Waypoint Analytics is a cloud-service firm that offers distributors an array of tools based on a line-item, cost-to-serve (CTS) model, and a calculation engine. The firm has, over its 10-year existence, created CTS models for more than 100 distributors in more than 50 different channels. The aggregate stats for this pool of progressive distributors are startling:

Total Sales                           $39.7 billion

Op Profits                            $2.19 billion (5.5 percent of sales)

Losing Invoices                   59 percent (down from a typical starting level of 65-80 percent)

Losing Customers               ($4.13 billion)*

Losing SKUs                       ($4.52 billion)*

 

(*The losses on SKUs and customers include much double-counting overlap.)

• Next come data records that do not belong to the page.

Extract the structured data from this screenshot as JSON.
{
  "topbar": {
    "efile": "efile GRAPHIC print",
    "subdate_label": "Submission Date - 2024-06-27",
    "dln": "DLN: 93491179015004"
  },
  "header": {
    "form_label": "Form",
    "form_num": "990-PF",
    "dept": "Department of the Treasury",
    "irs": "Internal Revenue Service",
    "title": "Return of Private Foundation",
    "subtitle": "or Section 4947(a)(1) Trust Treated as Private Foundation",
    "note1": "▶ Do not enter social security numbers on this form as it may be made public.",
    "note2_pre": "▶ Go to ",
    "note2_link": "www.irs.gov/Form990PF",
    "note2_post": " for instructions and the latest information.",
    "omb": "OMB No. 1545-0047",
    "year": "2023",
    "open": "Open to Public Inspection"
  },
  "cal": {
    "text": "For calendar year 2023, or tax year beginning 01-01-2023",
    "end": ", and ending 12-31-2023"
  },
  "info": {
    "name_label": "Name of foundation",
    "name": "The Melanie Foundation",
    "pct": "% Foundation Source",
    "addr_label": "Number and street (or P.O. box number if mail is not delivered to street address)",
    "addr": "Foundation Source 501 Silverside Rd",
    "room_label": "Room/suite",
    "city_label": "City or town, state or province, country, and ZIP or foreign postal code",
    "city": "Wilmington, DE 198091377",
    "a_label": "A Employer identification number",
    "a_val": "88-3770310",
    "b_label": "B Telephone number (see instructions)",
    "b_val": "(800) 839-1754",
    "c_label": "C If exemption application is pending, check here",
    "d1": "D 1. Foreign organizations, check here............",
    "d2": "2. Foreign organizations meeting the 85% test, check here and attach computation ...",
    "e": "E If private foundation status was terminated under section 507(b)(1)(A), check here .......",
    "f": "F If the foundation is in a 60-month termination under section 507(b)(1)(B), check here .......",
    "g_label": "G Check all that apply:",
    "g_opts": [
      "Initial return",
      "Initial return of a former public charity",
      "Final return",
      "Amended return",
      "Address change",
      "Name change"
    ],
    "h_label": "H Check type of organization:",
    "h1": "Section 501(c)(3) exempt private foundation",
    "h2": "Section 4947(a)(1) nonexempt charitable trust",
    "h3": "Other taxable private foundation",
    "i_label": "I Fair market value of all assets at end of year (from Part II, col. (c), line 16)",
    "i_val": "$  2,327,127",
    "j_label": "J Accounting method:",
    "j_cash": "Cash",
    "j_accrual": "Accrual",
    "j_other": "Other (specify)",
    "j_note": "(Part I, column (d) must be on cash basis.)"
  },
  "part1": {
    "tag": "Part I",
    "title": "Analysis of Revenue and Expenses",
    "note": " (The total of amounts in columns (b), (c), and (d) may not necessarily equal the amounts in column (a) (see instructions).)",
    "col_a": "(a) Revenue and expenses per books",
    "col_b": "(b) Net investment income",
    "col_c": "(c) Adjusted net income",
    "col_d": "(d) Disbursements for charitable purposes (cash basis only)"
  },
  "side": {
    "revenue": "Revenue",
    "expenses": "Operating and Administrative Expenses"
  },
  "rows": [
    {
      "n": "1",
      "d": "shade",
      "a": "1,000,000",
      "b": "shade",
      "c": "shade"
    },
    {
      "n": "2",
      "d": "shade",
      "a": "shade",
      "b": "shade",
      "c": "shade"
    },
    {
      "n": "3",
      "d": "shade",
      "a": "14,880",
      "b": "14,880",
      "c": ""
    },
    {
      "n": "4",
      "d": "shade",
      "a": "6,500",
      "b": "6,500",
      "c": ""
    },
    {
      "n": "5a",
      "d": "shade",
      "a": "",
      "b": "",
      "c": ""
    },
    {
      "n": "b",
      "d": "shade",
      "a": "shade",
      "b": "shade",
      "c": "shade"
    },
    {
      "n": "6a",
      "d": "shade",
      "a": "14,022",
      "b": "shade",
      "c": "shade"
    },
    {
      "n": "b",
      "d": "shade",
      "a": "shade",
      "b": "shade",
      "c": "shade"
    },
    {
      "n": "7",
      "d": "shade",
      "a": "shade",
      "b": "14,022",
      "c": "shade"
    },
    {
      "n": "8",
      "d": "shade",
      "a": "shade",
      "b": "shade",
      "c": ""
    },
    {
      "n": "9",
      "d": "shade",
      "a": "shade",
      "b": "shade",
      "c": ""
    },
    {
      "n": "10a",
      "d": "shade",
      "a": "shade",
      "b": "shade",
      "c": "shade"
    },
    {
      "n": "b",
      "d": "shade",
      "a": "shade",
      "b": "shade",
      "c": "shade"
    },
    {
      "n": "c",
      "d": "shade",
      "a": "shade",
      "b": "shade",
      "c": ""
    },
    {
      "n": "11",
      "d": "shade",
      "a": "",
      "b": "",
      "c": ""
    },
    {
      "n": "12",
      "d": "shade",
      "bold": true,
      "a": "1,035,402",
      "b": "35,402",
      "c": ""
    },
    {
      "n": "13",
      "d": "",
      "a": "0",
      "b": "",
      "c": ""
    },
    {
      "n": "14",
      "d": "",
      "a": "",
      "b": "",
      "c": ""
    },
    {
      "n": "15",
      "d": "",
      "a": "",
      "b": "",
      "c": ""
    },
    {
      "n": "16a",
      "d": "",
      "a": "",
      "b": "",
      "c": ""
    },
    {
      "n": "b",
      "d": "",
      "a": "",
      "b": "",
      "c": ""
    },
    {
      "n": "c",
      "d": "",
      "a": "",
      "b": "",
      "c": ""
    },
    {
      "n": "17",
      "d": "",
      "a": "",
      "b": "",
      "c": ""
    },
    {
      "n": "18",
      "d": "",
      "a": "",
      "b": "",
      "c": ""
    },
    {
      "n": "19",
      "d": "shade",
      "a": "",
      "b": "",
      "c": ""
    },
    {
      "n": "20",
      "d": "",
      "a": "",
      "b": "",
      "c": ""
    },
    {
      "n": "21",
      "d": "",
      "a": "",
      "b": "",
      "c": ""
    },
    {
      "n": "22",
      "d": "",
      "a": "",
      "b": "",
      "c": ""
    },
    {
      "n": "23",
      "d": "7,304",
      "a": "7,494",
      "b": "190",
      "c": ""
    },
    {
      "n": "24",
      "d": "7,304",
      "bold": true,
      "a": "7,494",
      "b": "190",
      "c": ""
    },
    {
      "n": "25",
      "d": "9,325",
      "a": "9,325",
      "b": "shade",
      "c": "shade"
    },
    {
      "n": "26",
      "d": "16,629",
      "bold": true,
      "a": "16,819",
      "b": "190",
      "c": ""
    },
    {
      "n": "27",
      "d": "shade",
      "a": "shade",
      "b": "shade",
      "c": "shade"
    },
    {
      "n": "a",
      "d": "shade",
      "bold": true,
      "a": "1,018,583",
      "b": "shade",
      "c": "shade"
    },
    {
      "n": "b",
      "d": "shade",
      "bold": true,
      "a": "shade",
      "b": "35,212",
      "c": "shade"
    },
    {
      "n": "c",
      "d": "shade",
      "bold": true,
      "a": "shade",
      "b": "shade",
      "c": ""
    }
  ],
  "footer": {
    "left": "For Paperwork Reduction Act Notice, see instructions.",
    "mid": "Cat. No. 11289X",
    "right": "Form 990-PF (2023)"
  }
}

Waypoints’ deep-dive tools uncover the root causes for profits or losses for both customers and SKUs as well as the insights to fix unnecessary, small transaction activity for win-win savings. Why, though, do most distributors choose to not believe in and then fix the losses hiding within their aggregated and averaged-out financial numbers?

Two Blind-spot Bubbles: Financial Beliefs and Supplier-product-push Incentives

Factories create and incentivize distributors to get their lines of products to markets.

“Grow sales” for operational “economies of scale” is the blended goal. Some sub-themes in this:

  1. Hire more reps to get more accounts to get more sales. Yet, many rep territories are net-profit losers with too many small-order, losing customers.
  2. Incentivize reps on margin dollars regardless of order size and cost-to-serve. So, reps give away services to grow and retain margin dollars. All margin dollars are good regardless of CTS.
  3. “We can always process one more (incremental) order for free; keep folks busy!” But, 70 percent of the average distributor’s line-picks are losers. Losing busyness is eating all proactive intentions.
  4. More volume gets more supplier rebates: an increasing percent of profits. Plan B: Fix big customers’ unnecessary small-dollar transactions; save both parties costs; earn more share of account; and grow sales, profits, and rebates – faster.

Conclusions

“More sales” works better for the cost models of factories and rep agencies, but distributors (with variable order-processing costs) lose on increasing small-dollar picks and orders.

Financials are necessary to pass audits, pay taxes, and borrow from banks, but they are blind to customer and SKU profitability. Have both. Become more customer-centric and value-effective for big accounts to then grow faster and more profitably. All stakeholders will win: customers, suppliers, rep agencies, employees receiving bonuses, and shareholders.